I feel the best I’ve felt in a long time. Strong and pretty and confidant and good at my job. And of course when one part of your life is good, the others...need work to balance things out. Nothing new happened with mg. At work there’s never a time to talk and I feel like we are different people when we are together outside of work. I don’t see this as a bad or mean thing, it’s just that we don’t work together on the same projects and there’s never really time to flirt. So it’s mostly radio silence during the day unless I shout out to him every time he goes to the bathroom. Awkward.
He left work before me tonight and lingered. I didn’t say much cause I was in work mode. I texted him when I left the office a half hour later and said ‘Just left the office, want to grab a beer?’ Radio silence.
Luckily, I’m on vacation starting now for 10 days and venturing to Berlin with a small tour group. My thoughts will be about beer and men and a language I don’t know in a City I don’t know and I can’t freaking wait! THIS is the environment I live for. I know no one on the trip and can’t wait to exercise the inner me!
I will leave mg and work behind for 10 days.
It’s silly really. He’s given me no real reason to fall for him. He’s not sweeping me off my feet or calling me every hour. He has yet to really use my number.
And yet, here I am, fallen. And I wish it was for a guy who was really fully there, deserving of my feelings. It’s just so much nothing...and my feelings are being wasted.

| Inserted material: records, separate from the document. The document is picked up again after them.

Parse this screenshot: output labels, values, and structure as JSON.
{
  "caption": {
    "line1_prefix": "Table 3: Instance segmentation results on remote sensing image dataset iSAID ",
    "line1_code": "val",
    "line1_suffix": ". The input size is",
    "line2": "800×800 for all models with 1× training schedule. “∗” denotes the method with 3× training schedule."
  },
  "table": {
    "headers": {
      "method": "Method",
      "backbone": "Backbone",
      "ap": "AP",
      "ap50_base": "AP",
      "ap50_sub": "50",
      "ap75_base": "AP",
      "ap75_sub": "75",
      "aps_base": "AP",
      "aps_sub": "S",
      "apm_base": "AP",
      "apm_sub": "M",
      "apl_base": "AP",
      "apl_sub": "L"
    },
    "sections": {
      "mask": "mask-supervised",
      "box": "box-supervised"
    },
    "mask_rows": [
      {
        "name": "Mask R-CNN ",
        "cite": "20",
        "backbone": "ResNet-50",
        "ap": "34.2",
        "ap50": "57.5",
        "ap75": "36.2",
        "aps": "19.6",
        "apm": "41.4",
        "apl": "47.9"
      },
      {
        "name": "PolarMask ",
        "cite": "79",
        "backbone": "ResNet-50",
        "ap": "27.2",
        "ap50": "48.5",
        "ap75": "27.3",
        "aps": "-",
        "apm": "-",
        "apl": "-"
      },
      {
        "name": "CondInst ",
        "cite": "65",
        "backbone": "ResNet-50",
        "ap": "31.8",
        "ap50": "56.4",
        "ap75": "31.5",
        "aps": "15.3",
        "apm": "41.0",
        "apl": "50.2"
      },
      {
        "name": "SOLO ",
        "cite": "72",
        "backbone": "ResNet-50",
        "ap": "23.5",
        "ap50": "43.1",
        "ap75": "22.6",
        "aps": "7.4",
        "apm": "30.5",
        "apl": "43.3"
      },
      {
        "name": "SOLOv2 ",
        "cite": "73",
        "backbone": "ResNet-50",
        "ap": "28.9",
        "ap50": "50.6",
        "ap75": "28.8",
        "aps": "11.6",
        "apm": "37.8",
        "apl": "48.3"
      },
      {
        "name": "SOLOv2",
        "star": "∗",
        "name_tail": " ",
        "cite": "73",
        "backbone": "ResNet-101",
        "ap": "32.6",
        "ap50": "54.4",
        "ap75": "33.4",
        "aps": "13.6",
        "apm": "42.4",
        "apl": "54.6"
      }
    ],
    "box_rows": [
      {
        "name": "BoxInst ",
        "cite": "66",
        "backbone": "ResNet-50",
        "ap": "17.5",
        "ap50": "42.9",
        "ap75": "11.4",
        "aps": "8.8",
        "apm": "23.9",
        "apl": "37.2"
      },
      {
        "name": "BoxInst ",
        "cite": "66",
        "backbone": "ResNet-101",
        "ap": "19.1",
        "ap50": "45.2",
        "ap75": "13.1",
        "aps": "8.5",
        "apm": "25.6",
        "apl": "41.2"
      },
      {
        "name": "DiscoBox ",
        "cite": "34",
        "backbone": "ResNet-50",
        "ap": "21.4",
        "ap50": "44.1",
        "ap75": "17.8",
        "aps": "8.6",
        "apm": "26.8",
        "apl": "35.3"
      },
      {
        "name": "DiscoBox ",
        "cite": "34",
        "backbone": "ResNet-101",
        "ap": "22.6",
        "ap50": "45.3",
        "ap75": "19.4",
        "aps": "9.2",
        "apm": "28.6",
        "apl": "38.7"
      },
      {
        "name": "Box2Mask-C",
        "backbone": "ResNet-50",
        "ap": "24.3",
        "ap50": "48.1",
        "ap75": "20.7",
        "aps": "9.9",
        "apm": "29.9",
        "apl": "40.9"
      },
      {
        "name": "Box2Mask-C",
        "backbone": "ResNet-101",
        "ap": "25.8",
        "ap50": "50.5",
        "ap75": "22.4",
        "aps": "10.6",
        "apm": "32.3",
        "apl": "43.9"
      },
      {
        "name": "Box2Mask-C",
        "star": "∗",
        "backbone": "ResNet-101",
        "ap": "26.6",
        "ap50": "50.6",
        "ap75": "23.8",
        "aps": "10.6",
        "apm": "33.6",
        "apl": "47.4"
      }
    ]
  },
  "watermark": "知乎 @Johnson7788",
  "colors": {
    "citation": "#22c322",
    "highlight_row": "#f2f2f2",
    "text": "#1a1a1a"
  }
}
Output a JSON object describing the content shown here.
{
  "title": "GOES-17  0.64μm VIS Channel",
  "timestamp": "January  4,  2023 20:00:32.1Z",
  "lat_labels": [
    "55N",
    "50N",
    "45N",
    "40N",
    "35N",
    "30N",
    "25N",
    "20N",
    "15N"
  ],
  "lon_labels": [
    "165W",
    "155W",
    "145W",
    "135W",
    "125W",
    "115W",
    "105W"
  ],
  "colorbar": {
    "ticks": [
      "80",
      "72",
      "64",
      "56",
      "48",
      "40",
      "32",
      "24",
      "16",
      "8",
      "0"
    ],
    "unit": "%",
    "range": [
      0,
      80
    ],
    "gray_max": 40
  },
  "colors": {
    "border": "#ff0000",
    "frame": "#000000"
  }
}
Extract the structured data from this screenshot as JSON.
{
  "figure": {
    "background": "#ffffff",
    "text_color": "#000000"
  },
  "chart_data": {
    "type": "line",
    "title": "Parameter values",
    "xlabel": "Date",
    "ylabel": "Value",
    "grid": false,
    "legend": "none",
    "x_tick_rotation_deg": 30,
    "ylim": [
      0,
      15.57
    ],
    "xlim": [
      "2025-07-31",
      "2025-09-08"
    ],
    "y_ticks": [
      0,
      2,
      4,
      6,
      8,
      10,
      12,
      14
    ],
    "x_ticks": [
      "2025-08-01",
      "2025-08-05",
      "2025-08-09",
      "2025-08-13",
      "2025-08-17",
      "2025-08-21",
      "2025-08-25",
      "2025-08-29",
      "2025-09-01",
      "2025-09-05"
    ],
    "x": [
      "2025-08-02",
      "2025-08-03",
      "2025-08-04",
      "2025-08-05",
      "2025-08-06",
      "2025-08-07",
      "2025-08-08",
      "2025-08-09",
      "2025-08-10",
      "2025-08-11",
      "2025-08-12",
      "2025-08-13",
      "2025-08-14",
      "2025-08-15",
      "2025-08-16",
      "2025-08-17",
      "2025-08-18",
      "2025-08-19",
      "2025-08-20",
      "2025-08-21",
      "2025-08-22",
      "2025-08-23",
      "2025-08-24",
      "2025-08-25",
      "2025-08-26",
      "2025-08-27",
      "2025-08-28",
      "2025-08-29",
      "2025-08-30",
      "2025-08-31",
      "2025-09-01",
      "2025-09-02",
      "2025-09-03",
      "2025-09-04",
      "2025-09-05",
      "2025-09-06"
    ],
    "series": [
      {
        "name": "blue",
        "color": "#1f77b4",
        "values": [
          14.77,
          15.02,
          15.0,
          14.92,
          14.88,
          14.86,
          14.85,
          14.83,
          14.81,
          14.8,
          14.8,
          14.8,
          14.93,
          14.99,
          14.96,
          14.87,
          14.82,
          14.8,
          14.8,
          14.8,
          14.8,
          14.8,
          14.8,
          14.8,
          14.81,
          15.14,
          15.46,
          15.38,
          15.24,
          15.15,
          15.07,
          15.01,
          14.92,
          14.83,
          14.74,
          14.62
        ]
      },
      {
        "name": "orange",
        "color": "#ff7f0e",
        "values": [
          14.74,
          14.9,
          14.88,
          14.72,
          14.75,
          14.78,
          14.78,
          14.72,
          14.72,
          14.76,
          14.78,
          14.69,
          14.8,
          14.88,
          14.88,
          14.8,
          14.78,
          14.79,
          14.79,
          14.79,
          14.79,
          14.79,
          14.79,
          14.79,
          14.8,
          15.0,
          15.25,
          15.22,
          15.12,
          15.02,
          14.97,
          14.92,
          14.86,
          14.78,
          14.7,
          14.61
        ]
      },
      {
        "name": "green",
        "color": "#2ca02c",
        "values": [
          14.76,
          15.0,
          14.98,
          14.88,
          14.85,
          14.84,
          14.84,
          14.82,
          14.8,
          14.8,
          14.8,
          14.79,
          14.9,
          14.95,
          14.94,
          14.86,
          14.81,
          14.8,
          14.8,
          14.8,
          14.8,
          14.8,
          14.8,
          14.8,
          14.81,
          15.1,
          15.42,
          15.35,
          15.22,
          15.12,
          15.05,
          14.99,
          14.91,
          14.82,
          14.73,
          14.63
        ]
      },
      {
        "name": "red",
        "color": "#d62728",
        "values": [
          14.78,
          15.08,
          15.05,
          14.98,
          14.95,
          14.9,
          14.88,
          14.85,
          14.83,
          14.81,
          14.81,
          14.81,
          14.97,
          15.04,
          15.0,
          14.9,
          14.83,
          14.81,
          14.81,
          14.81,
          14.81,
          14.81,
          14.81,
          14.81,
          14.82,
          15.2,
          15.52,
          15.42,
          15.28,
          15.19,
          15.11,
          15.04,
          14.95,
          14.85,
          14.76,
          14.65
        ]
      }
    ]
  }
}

Though I love the flirting and the random kisses and another reason to dress well, but I miss the return feelings and the certainty of being liked.
I miss feeling close with winks and smiles and inside jokes. I don’t miss the old BF but I miss the proximity I was able to have. If it’s not going to happen with mg then it’ll be someone else. I just wish they were here already. Because I’m ready.
I want to mentally kick myself again. Because even though I keep reminding myself to let this crush just be a crush, I checked my cell about a dozen times after I hit send. Why is it that even though when our brains know the reality, our hearts still like to play the game even though the other player is barely there?